WHEN THE ENDORSEMENT DEAL GOES WRONG: THE LEGALITY OF ENDING ENDORSEMENT DEALS
By Spencer Powell
The Masters Tournament occurred earlier this month, and this was the first tournament that Tiger Woods played in approximately six months. Tiger’s reemergence reminded me of the sex scandal that has somewhat derailed his career and cost him millions of dollars in endorsements. Tiger lost many of his endorsement deals such as Gillette and Gatorade. Electronic Arts, a gaming company, has even decided to no longer title its golf game after Tiger Woods and has decided to have Rory McIlroy be the face of its game. These events made me think about how these companies can legally end these contractual relationships, even though the contract may not have expired. The simple answer is that many of these contracts include what is referred to as a “morals clause.”
Morals clauses are clauses that allow companies to end their relationship with an athlete if that athlete’s actions do something to tarnish the image of the company or the athlete. The battle behind the scenes with these clauses is how broad the clause will be written. Companies that are hesitant to sign an athlete may want a very broad clause to make the company feel more comfortable in signing an athlete with a history of bad behavior. Some of the more strict morals clauses in today’s celebrity endorsement contracts will cover a variety of types of behavior such as criminal, scandalous, or publicly reprehensible behavior. The celebrity, on the other hand, will want to limit the kinds of activity that the morals clause will encompass.

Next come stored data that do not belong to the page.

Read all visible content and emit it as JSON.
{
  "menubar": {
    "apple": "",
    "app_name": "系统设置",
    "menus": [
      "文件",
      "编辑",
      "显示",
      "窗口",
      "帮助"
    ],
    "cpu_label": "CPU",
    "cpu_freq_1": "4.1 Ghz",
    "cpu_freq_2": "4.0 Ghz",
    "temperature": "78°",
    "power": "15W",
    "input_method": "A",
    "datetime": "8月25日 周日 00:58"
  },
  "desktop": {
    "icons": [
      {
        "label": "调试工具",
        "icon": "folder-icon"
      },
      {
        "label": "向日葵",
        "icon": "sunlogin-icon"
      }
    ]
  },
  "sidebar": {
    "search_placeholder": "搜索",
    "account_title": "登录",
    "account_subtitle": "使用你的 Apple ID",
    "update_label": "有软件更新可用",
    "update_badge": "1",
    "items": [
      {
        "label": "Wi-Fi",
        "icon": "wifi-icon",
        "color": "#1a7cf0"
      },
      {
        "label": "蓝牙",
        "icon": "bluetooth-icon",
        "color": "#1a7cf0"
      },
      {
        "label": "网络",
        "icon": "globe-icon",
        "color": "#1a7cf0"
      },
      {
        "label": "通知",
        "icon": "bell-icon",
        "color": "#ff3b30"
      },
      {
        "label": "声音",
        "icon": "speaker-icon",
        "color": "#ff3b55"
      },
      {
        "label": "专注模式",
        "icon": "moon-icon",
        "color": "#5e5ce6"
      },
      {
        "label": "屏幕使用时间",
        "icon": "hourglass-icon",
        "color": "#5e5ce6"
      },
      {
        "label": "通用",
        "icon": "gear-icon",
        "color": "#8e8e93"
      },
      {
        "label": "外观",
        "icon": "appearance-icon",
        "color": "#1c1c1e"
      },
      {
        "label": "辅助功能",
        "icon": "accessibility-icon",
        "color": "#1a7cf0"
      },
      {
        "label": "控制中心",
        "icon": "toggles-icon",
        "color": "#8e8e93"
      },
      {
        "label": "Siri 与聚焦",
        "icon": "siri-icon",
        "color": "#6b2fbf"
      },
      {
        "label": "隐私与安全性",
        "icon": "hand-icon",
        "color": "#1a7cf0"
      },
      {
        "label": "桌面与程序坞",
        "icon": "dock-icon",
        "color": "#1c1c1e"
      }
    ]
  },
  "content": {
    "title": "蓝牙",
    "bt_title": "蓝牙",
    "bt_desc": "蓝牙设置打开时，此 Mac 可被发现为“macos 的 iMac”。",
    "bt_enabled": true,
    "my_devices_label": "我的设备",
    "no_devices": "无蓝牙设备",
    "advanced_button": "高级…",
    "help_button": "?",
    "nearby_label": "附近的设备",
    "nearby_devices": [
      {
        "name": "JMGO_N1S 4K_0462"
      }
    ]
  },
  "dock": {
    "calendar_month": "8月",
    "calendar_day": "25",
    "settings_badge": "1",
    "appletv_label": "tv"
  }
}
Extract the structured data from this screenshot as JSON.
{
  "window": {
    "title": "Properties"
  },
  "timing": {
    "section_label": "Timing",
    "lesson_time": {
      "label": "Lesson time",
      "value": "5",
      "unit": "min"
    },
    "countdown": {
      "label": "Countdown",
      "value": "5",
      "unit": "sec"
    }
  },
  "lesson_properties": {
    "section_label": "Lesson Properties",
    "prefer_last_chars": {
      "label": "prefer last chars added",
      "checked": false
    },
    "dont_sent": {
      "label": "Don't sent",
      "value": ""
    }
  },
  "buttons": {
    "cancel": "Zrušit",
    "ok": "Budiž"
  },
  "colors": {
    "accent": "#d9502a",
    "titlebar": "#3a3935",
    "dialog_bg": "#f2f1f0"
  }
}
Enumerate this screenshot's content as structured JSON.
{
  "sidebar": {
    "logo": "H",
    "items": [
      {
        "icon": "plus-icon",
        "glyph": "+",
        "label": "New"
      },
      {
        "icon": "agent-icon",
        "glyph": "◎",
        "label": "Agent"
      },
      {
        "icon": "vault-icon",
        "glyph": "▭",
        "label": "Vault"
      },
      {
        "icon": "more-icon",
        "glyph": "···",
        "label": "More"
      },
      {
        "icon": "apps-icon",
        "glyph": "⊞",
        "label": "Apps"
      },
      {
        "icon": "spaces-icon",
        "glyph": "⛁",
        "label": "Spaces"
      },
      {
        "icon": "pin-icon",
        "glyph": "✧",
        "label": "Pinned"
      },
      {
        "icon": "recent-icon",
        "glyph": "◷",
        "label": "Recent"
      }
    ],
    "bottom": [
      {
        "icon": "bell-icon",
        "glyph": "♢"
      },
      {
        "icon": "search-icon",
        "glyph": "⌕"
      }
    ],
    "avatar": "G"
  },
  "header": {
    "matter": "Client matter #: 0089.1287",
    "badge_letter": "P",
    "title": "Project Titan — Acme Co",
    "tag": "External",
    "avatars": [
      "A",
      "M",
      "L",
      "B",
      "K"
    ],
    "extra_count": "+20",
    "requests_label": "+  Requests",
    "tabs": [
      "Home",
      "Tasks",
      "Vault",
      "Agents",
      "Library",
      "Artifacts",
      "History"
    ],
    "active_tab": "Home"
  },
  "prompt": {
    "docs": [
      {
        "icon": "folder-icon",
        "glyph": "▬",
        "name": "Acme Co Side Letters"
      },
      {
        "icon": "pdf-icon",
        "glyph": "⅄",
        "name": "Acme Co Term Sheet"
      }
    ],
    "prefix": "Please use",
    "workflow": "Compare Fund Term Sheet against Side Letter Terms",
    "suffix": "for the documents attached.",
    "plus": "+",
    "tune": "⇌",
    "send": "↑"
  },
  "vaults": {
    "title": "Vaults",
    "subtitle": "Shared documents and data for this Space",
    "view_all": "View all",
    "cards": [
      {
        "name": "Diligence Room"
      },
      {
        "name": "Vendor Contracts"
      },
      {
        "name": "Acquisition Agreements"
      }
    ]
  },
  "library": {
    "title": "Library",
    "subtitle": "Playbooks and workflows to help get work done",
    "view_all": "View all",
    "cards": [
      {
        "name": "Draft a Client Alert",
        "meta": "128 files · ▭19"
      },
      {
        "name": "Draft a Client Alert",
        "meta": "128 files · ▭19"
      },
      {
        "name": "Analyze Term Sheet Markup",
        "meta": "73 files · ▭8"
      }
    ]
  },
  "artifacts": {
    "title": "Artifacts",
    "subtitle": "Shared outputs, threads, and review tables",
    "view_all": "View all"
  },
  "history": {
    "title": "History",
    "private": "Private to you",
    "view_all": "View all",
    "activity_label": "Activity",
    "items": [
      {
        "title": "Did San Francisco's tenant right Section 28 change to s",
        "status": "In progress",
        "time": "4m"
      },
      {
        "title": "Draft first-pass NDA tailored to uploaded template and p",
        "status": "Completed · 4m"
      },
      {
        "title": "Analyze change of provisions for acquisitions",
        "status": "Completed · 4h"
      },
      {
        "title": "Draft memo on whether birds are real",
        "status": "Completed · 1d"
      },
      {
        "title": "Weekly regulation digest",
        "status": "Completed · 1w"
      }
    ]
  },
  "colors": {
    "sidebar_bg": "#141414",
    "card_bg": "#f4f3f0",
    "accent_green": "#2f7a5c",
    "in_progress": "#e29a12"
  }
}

In Tiger Woods’ case, it is likely that Woods will no longer have much leverage in negotiations regarding morals clauses. Tiger Woods admitted in 2009 to have cheated on his wife. More than a dozen women later stated to the press that they had extramarital affairs with Tiger. This scandal is what led to multiple companies eventually dropping Tiger as their endorser. If Tiger wants any future endorsement deals, the endorsing company will likely require a broad morals clause that encompasses a wide range of behavior. One factor that may help Woods, however, is that morals clauses are often litigated. Litigating the scope of a morals clause can be very expensive and many times it is more beneficial for an endorsement company to just remove the athlete from its advertisements without terminating the endorsement contract.
Other athletes, on the other hand, may be able to learn from Tiger’s mistakes. These athletes need to realize that companies do have the legal right to drop them as an endorser. Athletes should make sure to not overlook the morals clause in their contracts because the language of that clause could potentially cost them millions.